Les Français prennent le relais des Belges
Lorsque les Français prennent pied au Rwanda, en 1975, ils fondent leur présence sur un premier triptyque : un accord particulier d’assistance militaire pour « organiser et instruire » la gendarmerie rwandaise, des fournitures d’armes et de bonnes relations (un avion Caravelle et son équipage) avec le général-président Juvénal Habyarimana.
Pourquoi la gendarmerie ? Officiellement, parce que la police a été dissoute la veille du coup d’Etat de juillet 1973. Mais, comme nous l’ont confirmé plusieurs officiers supérieurs rwandais de cette époque, la gendarmerie est l’arme idéale pour mettre en place des réseaux de renseignements efficaces.

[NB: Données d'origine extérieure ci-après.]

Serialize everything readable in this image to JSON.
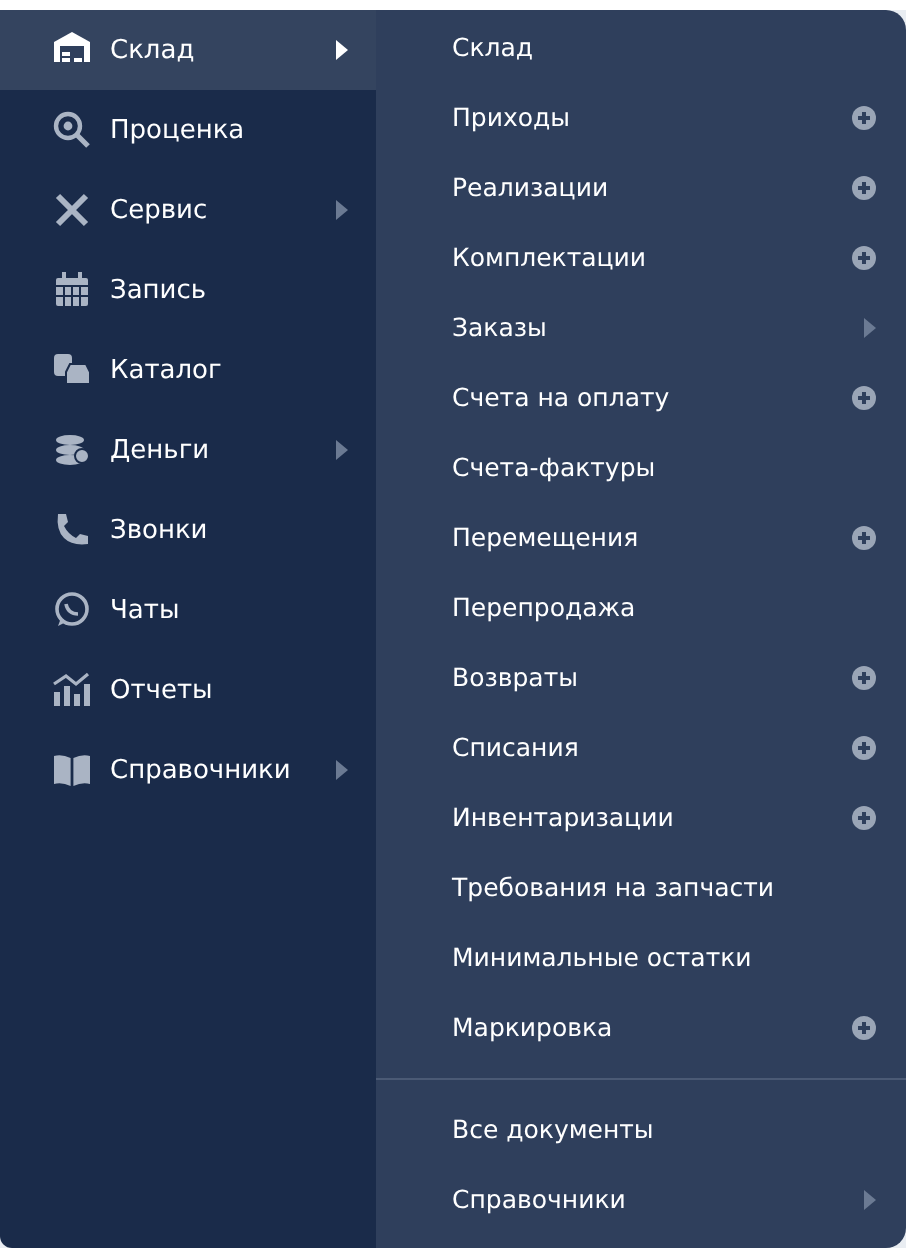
{
  "sidebar": {
    "items": [
      {
        "label": "Склад",
        "selected": true,
        "has_submenu": true
      },
      {
        "label": "Проценка",
        "selected": false,
        "has_submenu": false
      },
      {
        "label": "Сервис",
        "selected": false,
        "has_submenu": true
      },
      {
        "label": "Запись",
        "selected": false,
        "has_submenu": false
      },
      {
        "label": "Каталог",
        "selected": false,
        "has_submenu": false
      },
      {
        "label": "Деньги",
        "selected": false,
        "has_submenu": true
      },
      {
        "label": "Звонки",
        "selected": false,
        "has_submenu": false
      },
      {
        "label": "Чаты",
        "selected": false,
        "has_submenu": false
      },
      {
        "label": "Отчеты",
        "selected": false,
        "has_submenu": false
      },
      {
        "label": "Справочники",
        "selected": false,
        "has_submenu": true
      }
    ]
  },
  "submenu": {
    "items": [
      {
        "label": "Склад",
        "kind": "plain"
      },
      {
        "label": "Приходы",
        "kind": "add"
      },
      {
        "label": "Реализации",
        "kind": "add"
      },
      {
        "label": "Комплектации",
        "kind": "add"
      },
      {
        "label": "Заказы",
        "kind": "submenu"
      },
      {
        "label": "Счета на оплату",
        "kind": "add"
      },
      {
        "label": "Счета-фактуры",
        "kind": "plain"
      },
      {
        "label": "Перемещения",
        "kind": "add"
      },
      {
        "label": "Перепродажа",
        "kind": "plain"
      },
      {
        "label": "Возвраты",
        "kind": "add"
      },
      {
        "label": "Списания",
        "kind": "add"
      },
      {
        "label": "Инвентаризации",
        "kind": "add"
      },
      {
        "label": "Требования на запчасти",
        "kind": "plain"
      },
      {
        "label": "Минимальные остатки",
        "kind": "plain"
      },
      {
        "label": "Маркировка",
        "kind": "add"
      }
    ],
    "footer_items": [
      {
        "label": "Все документы",
        "kind": "plain"
      },
      {
        "label": "Справочники",
        "kind": "submenu"
      }
    ]
  }
}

Elle va être l’interface entre l’armée et la population.
Jusqu’en 1990, ce modèle fonctionne exactement comme celui des « hiérarchies parallèles » décrit par le colonel Lacheroy :
-**Le premier axe du pouvoir assure le contrôle vertical et militaire de la population, par le biais de la planification de la Défense interne du territoire (DIT).

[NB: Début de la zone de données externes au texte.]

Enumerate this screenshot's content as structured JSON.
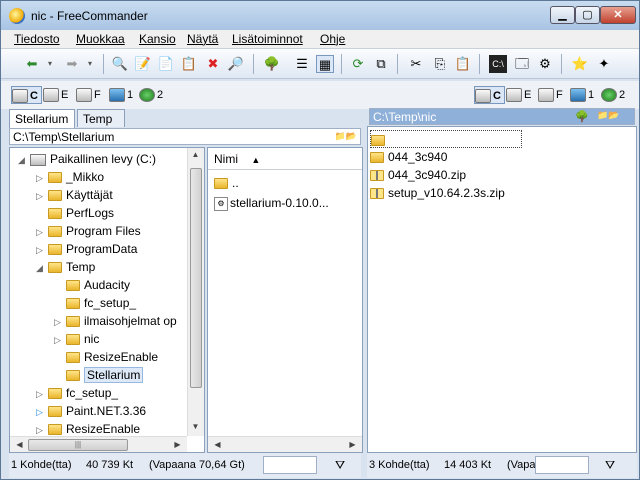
{
  "window": {
    "title": "nic - FreeCommander"
  },
  "menu": [
    "Tiedosto",
    "Muokkaa",
    "Kansio",
    "Näytä",
    "Lisätoiminnot",
    "Ohje"
  ],
  "drives": {
    "c": "C",
    "e": "E",
    "f": "F",
    "net1": "1",
    "ftp2": "2"
  },
  "left": {
    "tabs": [
      "Stellarium",
      "Temp"
    ],
    "path": "C:\\Temp\\Stellarium",
    "tree": [
      {
        "label": "Paikallinen levy (C:)",
        "level": 0,
        "expander": "◢"
      },
      {
        "label": "_Mikko",
        "level": 1,
        "expander": "▷"
      },
      {
        "label": "Käyttäjät",
        "level": 1,
        "expander": "▷"
      },
      {
        "label": "PerfLogs",
        "level": 1,
        "expander": ""
      },
      {
        "label": "Program Files",
        "level": 1,
        "expander": "▷"
      },
      {
        "label": "ProgramData",
        "level": 1,
        "expander": "▷"
      },
      {
        "label": "Temp",
        "level": 1,
        "expander": "◢"
      },
      {
        "label": "Audacity",
        "level": 2,
        "expander": ""
      },
      {
        "label": "fc_setup_",
        "level": 2,
        "expander": ""
      },
      {
        "label": "ilmaisohjelmat op",
        "level": 2,
        "expander": "▷"
      },
      {
        "label": "nic",
        "level": 2,
        "expander": "▷"
      },
      {
        "label": "ResizeEnable",
        "level": 2,
        "expander": ""
      },
      {
        "label": "Stellarium",
        "level": 2,
        "expander": "",
        "selected": true
      },
      {
        "label": "fc_setup_",
        "level": 1,
        "expander": "▷"
      },
      {
        "label": "Paint.NET.3.36",
        "level": 1,
        "expander": "▷",
        "blue": true
      },
      {
        "label": "ResizeEnable",
        "level": 1,
        "expander": "▷"
      }
    ],
    "list_header": "Nimi",
    "list": [
      {
        "name": "..",
        "type": "folder"
      },
      {
        "name": "stellarium-0.10.0...",
        "type": "file"
      }
    ],
    "status": {
      "count": "1 Kohde(tta)",
      "size": "40 739 Kt",
      "free": "(Vapaana 70,64 Gt)"
    }
  },
  "right": {
    "path": "C:\\Temp\\nic",
    "list": [
      {
        "name": "",
        "type": "folder"
      },
      {
        "name": "044_3c940",
        "type": "folder"
      },
      {
        "name": "044_3c940.zip",
        "type": "zip"
      },
      {
        "name": "setup_v10.64.2.3s.zip",
        "type": "zip"
      }
    ],
    "status": {
      "count": "3 Kohde(tta)",
      "size": "14 403 Kt",
      "free": "(Vapa"
    }
  }
}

En temps de paix, la gendarmerie renseigne en articulation avec la police communale et protège l’ordre public. En temps de crise, elle passe aisément sur le mode militaire, les forces armées dans leur totalité peuvent alors encadrer et mobiliser la population pour faire la guerre.
-**Le deuxième axe est horizontal. C’est celui du découpage administratif parfait de ce petit pays (approximativement, la taille de la Bretagne) très peuplé (près de 10 millions d’habitants). En septembre 1974, le décret-loi sur l’organisation communale change la désignation du bourgmestre (nommé par le général-président de la République) et affine la pyramide administrative : préfecture, secteur, commune, cellule.

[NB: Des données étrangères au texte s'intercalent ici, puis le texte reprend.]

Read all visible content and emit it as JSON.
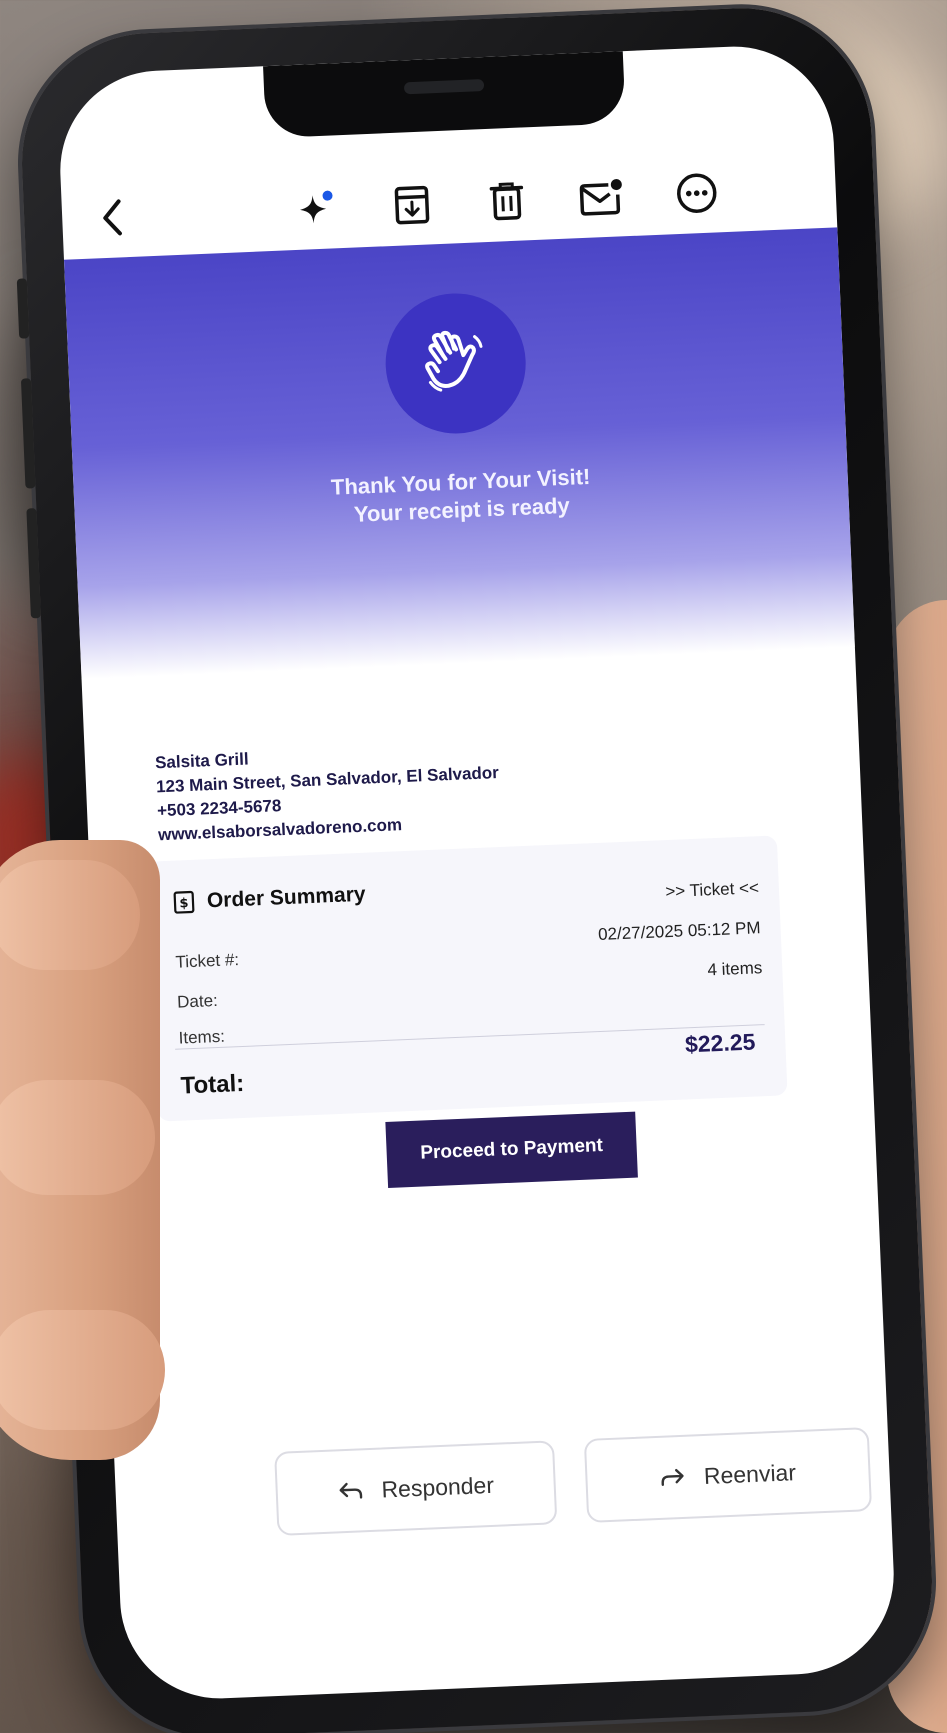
{
  "toolbar": {
    "back_icon": "chevron-left-icon",
    "actions": [
      "sparkle-icon",
      "archive-icon",
      "trash-icon",
      "mark-unread-icon",
      "more-icon"
    ]
  },
  "hero": {
    "icon": "waving-hand-icon",
    "title_line1": "Thank You for Your Visit!",
    "title_line2": "Your receipt is ready",
    "gradient_top": "#4b45c6",
    "circle_color": "#3c33c2"
  },
  "business": {
    "name": "Salsita Grill",
    "address": "123 Main Street, San Salvador, El Salvador",
    "phone": "+503 2234-5678",
    "website": "www.elsaborsalvadoreno.com"
  },
  "order_summary": {
    "heading": "Order Summary",
    "icon": "dollar-receipt-icon",
    "labels": {
      "ticket": "Ticket #:",
      "date": "Date:",
      "items": "Items:",
      "total": "Total:"
    },
    "values": {
      "ticket": ">> Ticket <<",
      "date": "02/27/2025 05:12 PM",
      "items": "4 items",
      "total": "$22.25"
    }
  },
  "payment_button": {
    "label": "Proceed to Payment",
    "color": "#2a1e5c"
  },
  "footer": {
    "reply_label": "Responder",
    "forward_label": "Reenviar"
  }
}
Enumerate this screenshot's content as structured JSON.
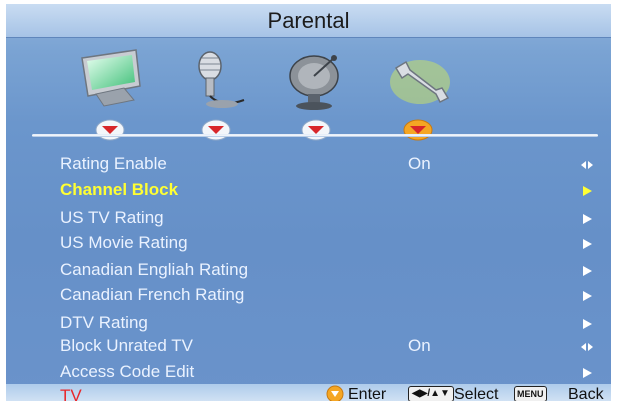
{
  "header": {
    "title": "Parental"
  },
  "categories": [
    {
      "icon": "picture-tv-icon",
      "selected": false
    },
    {
      "icon": "audio-microphone-icon",
      "selected": false
    },
    {
      "icon": "tv-satellite-dish-icon",
      "selected": false
    },
    {
      "icon": "settings-wrench-icon",
      "selected": true
    }
  ],
  "menu": {
    "items": [
      {
        "label": "Rating Enable",
        "value": "On",
        "arrow": "left-right"
      },
      {
        "label": "Channel Block",
        "value": "",
        "arrow": "right",
        "selected": true
      },
      {
        "label": "US TV Rating",
        "value": "",
        "arrow": "right"
      },
      {
        "label": "US Movie Rating",
        "value": "",
        "arrow": "right"
      },
      {
        "label": "Canadian Engliah Rating",
        "value": "",
        "arrow": "right"
      },
      {
        "label": "Canadian French Rating",
        "value": "",
        "arrow": "right"
      },
      {
        "label": "DTV Rating",
        "value": "",
        "arrow": "right"
      },
      {
        "label": "Block Unrated TV",
        "value": "On",
        "arrow": "left-right"
      },
      {
        "label": "Access Code Edit",
        "value": "",
        "arrow": "right"
      }
    ]
  },
  "footer": {
    "source": "TV",
    "enter_label": "Enter",
    "nav_key": "◀▶/▲▼",
    "select_label": "Select",
    "menu_key": "MENU",
    "back_label": "Back"
  },
  "colors": {
    "background": "#6690c8",
    "selected_text": "#ffff33",
    "text": "#eaf2ff",
    "source_text": "#e8262a",
    "marker_orange": "#f5a623",
    "marker_red": "#d8262a"
  }
}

Une cellule égale 10, 50, parfois 100 familles sur une colline ou dans un quartier. Organisation qui n’est pas sans rappeler le mode de contrôle des populations préconisé par le colonel Trinquier lors de la bataille d’Alger : le Dispositif de protection urbaine (DPU).
-**La troisième hiérarchie de contrôle est politique, avec le Mouvement révolutionnaire national pour le développement (MRND), le parti unique au service de son « président-fondateur ». A sa création, en janvier 1976, on peut lire dans La Relève, organe officiel du régime :
Cette dernière hiérarchie contrôle les deux précédentes, comme l’a écrit Lacheroy. La DGR est d’ailleurs abondamment citée et étudiée par les élèves-officiers de l’Ecole supérieure militaire (ESM) de Kigali. Là aussi, les thèses des élèves et les cours de leurs professeurs, parfois belges, foisonnent de références françaises.
Paris soutient une dictature « pure, dure et cruelle », pour reprendre les termes de Lacheroy. Tout le monde le sait, à commencer par le président François Mitterrand, qui fut ministre de l’Intérieur en 1954, puis ministre de la Justice en 1956 chargé de défendre au Parlement la loi accordant les pleins-pouvoirs à l’armée en Algérie.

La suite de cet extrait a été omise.